Komaidi juga menuturkan ketika rencana kenaikan ini masih disesuaikan dengan beberapa program PLN yang sampai saat ini belum tuntas masyarakat bisa mengerti, namun bila tanpa ada effort untuk menuntaskan prgram tersebut ini sangat tidak fair bagi masyarakat.

"Memang dalam konteks bisnis ada perencanaan yang nggak baik dalam proyek 10.000 MW tahap 1 yang seharusnya tahun 2009 sudah operating, nyatanya sekarang sudah 2012 dan jelas terlambat. Sepertinya juga terjadi deal-deal politik di proyek ini," terangnya.
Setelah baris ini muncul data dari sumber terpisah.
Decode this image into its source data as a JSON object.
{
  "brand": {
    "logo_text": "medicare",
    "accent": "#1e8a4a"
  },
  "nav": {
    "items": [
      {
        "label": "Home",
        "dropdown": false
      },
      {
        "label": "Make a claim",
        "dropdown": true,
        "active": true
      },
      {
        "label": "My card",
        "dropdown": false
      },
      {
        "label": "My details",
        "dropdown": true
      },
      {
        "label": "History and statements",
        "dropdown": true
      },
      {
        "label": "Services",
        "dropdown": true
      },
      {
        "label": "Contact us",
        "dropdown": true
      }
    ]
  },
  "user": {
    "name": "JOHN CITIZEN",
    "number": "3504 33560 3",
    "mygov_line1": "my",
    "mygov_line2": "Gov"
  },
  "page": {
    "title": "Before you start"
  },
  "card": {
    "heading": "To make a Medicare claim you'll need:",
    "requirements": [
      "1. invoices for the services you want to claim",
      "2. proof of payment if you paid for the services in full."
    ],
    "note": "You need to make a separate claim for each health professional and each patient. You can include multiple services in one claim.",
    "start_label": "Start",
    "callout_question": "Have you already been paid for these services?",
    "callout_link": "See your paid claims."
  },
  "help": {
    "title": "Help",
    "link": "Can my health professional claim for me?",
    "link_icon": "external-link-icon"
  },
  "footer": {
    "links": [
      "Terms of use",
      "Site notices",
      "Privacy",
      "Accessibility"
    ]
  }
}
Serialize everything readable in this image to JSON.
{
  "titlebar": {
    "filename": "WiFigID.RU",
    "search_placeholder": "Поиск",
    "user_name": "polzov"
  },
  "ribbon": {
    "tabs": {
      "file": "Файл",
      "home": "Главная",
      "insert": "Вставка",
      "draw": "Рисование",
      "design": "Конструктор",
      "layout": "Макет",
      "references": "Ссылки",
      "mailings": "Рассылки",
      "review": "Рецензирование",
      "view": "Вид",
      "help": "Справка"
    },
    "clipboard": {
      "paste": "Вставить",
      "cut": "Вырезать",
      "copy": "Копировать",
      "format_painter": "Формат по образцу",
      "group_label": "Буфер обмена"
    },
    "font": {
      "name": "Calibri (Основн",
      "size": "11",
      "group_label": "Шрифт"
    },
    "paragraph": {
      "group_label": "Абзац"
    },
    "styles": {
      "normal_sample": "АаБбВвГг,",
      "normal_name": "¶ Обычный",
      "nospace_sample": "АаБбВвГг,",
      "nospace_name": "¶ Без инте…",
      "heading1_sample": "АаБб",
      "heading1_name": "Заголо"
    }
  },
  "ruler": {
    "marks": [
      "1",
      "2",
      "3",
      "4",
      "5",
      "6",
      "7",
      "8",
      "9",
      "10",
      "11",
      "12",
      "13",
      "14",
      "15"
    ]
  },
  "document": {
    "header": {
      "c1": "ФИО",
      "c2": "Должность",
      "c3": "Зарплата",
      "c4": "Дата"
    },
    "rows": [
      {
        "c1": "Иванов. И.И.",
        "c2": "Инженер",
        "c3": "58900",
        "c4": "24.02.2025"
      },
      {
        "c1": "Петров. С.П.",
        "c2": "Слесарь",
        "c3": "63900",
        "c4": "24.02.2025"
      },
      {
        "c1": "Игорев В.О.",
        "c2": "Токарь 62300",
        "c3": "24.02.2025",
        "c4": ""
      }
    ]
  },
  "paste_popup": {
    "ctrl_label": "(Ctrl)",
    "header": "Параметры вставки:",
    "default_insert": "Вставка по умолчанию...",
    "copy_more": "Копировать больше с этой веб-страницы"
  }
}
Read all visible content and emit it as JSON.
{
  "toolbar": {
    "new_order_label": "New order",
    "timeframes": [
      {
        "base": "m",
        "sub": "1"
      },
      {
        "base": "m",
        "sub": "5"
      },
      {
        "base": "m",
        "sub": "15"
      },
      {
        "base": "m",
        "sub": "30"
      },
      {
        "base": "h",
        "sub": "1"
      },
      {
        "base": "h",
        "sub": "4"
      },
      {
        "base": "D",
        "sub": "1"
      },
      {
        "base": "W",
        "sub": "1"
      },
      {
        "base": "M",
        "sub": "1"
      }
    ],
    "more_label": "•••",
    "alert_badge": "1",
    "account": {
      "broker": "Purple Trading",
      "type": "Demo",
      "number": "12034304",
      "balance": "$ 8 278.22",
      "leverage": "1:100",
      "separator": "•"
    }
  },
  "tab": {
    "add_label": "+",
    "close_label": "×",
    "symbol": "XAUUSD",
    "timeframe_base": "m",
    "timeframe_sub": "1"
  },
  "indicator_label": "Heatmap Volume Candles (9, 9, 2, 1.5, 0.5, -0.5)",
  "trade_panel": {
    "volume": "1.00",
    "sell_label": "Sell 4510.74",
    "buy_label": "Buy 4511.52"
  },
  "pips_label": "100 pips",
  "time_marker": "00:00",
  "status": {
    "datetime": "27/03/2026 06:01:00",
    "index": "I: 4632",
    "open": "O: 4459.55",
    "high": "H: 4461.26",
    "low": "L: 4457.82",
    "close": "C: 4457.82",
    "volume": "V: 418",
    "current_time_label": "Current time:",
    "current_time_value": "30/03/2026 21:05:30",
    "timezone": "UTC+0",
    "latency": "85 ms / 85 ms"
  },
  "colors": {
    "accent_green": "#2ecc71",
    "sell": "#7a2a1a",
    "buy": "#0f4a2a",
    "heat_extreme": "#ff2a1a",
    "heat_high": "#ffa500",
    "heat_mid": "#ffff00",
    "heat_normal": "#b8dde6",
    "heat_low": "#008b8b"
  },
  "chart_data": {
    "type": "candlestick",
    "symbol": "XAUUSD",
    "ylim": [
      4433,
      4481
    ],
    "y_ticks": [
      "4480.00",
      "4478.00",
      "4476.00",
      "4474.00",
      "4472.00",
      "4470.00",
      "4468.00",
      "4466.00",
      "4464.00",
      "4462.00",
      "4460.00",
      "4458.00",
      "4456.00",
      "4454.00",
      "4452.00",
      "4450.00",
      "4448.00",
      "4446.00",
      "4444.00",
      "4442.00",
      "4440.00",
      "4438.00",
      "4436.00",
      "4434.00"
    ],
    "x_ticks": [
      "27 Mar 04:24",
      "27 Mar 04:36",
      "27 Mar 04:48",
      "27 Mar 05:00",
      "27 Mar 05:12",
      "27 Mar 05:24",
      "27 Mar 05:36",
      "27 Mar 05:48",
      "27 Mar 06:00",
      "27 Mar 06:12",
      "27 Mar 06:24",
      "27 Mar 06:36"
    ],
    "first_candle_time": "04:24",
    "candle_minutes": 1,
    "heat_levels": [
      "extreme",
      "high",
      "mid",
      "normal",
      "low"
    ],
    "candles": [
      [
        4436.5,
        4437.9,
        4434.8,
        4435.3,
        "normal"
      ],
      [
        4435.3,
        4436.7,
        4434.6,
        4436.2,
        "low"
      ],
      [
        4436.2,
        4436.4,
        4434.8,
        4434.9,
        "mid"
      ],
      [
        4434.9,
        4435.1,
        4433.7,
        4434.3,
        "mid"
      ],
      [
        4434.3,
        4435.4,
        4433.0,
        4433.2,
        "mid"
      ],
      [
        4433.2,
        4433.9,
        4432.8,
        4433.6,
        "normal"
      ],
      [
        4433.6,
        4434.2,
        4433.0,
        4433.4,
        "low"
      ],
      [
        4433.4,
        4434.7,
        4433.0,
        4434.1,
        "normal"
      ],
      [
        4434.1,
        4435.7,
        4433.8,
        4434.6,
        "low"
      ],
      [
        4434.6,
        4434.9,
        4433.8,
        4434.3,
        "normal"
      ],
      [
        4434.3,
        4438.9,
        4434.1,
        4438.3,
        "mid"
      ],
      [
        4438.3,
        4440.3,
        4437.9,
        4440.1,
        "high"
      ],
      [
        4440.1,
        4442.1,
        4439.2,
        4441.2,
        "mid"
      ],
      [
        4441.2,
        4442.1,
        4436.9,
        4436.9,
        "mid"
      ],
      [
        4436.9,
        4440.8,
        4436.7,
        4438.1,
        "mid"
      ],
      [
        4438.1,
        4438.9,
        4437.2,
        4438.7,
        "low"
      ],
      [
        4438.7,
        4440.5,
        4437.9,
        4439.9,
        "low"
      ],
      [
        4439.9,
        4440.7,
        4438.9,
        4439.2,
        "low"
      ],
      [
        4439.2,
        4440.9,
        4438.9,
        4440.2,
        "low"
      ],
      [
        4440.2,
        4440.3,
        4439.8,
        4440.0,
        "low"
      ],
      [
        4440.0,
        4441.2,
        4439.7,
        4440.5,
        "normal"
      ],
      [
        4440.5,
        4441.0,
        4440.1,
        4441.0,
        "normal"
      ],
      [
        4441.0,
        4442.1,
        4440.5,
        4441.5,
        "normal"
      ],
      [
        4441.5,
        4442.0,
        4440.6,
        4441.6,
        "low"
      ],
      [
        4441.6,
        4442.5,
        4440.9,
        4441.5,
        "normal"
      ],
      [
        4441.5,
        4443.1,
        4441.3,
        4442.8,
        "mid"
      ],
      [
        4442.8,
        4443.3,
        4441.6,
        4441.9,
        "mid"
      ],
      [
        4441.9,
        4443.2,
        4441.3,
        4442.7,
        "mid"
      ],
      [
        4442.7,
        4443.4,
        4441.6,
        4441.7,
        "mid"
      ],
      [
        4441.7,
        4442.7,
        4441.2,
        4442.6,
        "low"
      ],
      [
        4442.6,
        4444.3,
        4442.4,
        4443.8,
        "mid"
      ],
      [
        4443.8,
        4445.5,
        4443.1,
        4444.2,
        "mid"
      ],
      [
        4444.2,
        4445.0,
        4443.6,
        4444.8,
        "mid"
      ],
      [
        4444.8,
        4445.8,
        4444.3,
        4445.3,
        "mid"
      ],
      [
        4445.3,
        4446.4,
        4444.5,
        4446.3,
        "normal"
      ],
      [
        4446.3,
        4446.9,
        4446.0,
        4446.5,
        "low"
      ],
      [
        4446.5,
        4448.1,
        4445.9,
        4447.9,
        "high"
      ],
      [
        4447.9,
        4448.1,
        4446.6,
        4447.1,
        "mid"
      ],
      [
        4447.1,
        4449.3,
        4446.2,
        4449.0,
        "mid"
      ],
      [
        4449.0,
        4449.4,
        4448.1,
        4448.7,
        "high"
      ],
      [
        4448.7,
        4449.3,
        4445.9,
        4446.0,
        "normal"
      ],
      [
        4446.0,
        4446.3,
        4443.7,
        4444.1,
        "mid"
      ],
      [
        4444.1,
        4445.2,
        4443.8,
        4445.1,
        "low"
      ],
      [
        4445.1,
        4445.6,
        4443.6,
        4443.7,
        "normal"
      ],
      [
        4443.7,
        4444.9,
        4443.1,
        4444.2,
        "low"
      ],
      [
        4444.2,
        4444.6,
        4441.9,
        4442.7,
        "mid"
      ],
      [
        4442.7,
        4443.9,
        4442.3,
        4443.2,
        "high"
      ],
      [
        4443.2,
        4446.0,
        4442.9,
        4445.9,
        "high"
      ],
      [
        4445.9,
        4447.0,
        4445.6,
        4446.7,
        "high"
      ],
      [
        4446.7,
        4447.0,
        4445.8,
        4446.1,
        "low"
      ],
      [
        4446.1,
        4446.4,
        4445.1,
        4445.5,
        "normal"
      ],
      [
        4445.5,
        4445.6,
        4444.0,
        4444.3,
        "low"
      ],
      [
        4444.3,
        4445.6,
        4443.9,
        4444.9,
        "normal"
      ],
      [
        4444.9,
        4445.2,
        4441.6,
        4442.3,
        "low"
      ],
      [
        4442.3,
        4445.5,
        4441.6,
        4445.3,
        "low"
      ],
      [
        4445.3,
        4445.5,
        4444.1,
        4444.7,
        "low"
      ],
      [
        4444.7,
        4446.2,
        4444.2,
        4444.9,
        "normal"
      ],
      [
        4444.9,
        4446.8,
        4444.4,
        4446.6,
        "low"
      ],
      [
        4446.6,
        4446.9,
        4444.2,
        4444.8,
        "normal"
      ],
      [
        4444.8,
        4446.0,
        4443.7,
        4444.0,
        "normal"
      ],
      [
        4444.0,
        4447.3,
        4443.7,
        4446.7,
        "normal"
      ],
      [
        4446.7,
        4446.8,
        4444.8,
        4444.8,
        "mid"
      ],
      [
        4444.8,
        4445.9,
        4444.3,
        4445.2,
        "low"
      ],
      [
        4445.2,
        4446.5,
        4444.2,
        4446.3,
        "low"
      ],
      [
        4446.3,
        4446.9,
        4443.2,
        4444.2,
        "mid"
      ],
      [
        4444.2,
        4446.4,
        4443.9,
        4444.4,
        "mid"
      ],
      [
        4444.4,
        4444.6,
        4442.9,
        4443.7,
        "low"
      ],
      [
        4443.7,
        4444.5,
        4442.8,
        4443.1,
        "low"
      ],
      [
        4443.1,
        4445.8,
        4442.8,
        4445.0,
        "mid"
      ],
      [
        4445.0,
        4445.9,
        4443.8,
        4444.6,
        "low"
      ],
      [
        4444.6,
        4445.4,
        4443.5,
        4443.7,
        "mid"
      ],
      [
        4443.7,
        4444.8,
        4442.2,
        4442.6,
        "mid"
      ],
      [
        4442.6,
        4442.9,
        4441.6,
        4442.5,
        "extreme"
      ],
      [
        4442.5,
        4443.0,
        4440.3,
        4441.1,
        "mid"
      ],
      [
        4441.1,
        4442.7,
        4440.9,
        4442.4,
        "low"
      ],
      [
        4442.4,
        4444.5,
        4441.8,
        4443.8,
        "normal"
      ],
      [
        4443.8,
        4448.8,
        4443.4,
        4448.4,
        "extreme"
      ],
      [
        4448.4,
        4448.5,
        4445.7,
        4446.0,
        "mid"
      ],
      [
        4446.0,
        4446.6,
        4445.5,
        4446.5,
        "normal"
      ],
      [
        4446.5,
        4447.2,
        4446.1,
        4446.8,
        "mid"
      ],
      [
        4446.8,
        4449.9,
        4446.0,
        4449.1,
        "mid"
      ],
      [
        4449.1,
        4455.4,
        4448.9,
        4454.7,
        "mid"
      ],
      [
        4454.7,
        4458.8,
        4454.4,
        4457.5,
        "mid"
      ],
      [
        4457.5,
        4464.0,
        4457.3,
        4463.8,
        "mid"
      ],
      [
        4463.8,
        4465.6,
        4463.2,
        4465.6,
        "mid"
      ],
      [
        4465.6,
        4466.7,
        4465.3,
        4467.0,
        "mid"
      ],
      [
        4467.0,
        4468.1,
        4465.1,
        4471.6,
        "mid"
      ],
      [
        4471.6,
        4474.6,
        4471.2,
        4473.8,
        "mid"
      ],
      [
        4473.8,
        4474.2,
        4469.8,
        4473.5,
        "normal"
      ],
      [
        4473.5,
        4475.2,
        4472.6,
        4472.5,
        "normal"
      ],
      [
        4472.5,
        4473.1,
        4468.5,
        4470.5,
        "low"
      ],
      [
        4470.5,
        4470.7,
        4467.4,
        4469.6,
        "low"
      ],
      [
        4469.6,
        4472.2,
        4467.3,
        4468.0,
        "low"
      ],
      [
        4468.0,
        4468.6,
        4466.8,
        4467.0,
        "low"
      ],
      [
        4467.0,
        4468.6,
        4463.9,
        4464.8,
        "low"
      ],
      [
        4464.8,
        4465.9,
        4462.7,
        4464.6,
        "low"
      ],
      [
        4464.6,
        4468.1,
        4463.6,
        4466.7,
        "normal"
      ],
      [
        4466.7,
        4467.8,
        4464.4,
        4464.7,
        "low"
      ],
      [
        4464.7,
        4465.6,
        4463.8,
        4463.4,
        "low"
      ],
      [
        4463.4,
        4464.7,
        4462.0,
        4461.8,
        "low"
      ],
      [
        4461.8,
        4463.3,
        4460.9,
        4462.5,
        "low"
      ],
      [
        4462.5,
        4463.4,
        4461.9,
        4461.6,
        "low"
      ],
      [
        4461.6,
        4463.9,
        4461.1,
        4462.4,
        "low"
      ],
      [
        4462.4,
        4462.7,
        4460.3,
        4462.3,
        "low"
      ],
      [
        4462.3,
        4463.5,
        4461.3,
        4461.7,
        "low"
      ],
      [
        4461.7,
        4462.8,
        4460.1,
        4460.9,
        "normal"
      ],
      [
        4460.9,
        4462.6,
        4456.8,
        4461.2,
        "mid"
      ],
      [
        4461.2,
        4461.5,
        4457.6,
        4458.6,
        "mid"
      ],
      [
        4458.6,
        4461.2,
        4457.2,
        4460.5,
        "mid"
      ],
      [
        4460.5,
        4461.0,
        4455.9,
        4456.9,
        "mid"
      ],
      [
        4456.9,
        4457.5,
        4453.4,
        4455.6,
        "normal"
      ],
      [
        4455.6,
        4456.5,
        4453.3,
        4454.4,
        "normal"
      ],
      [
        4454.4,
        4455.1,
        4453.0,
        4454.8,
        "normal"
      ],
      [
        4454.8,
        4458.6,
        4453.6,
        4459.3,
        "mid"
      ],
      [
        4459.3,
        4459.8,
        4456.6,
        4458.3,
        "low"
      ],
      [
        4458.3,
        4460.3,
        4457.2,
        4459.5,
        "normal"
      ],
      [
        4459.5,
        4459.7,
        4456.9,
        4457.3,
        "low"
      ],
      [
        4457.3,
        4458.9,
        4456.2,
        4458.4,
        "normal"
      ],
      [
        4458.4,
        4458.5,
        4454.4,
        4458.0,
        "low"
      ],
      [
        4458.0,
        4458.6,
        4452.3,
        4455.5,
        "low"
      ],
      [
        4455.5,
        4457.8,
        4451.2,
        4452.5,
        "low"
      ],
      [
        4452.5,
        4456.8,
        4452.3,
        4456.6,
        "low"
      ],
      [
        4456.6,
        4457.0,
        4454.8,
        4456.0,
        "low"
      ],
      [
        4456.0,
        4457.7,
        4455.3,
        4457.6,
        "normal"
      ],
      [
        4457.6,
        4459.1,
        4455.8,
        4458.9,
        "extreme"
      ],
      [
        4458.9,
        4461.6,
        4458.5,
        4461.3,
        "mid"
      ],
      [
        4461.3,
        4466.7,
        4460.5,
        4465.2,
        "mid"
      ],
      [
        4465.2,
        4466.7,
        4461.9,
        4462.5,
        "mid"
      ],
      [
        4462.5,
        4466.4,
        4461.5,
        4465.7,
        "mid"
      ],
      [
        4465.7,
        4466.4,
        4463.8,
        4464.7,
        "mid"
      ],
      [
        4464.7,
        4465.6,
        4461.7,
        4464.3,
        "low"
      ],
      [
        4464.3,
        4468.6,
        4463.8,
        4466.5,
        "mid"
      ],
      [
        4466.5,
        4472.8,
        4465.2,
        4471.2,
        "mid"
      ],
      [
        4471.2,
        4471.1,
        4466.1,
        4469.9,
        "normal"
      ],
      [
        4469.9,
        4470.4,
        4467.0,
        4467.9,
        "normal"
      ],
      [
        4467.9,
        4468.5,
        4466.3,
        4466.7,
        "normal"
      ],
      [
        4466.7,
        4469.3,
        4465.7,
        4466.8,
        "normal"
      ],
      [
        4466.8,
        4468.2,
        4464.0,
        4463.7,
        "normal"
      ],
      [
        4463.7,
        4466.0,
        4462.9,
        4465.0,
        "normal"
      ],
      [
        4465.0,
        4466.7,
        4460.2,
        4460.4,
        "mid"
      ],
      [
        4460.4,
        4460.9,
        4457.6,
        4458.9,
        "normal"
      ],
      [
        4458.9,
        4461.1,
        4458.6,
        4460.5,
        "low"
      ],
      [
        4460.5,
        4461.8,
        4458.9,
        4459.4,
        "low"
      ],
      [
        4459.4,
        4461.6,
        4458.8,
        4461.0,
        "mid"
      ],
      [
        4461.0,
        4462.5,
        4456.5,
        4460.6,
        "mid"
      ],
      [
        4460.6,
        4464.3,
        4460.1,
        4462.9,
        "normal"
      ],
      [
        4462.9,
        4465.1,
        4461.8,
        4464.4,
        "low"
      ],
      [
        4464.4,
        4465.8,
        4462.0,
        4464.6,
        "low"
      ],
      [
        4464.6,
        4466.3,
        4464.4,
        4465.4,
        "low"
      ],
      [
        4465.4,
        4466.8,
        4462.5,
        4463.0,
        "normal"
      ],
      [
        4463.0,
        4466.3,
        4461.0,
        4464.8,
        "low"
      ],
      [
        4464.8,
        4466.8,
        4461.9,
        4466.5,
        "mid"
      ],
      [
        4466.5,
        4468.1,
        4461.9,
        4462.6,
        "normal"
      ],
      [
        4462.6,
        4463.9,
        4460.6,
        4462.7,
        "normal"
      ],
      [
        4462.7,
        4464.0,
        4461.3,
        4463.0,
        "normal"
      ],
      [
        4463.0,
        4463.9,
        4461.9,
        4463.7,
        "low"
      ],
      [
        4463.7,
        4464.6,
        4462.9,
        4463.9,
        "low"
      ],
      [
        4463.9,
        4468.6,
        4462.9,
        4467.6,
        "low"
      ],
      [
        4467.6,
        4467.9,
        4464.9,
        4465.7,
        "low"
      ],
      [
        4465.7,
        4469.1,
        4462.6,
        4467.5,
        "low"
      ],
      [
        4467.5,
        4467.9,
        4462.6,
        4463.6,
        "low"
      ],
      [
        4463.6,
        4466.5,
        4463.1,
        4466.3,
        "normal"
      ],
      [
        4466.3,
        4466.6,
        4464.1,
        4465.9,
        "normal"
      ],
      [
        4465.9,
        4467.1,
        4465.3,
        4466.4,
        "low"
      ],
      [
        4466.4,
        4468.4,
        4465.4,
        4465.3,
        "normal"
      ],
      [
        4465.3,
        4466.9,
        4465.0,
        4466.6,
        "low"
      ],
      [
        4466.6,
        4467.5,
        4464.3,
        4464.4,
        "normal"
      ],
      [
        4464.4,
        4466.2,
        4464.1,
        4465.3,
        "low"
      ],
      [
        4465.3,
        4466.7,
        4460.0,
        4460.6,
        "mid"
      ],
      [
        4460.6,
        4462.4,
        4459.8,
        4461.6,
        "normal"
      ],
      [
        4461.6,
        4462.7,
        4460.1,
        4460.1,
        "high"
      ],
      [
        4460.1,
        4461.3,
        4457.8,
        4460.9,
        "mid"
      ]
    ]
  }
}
Disinggung kenaikan TDL untuk kapasitas listrik diatas 450 Kwh, Komaidi menilai pemerintah menggunakan pertimbangan besarnya penghematan APBN yang didapat, bukan dari faktor ekonomi yang jelas nanti akan berpengaruh terhadap industri yaitu terjadinya inflasi.

Karena di Indonesia sendiri ada 160 sektor yang terkait listrik, maka pemerintah perlu melakukan perhitungan yang berbeda dari sektor ekonomi agar kenaikan ini menjadi keputusan yang tidak merugikan dari berbagai faktor.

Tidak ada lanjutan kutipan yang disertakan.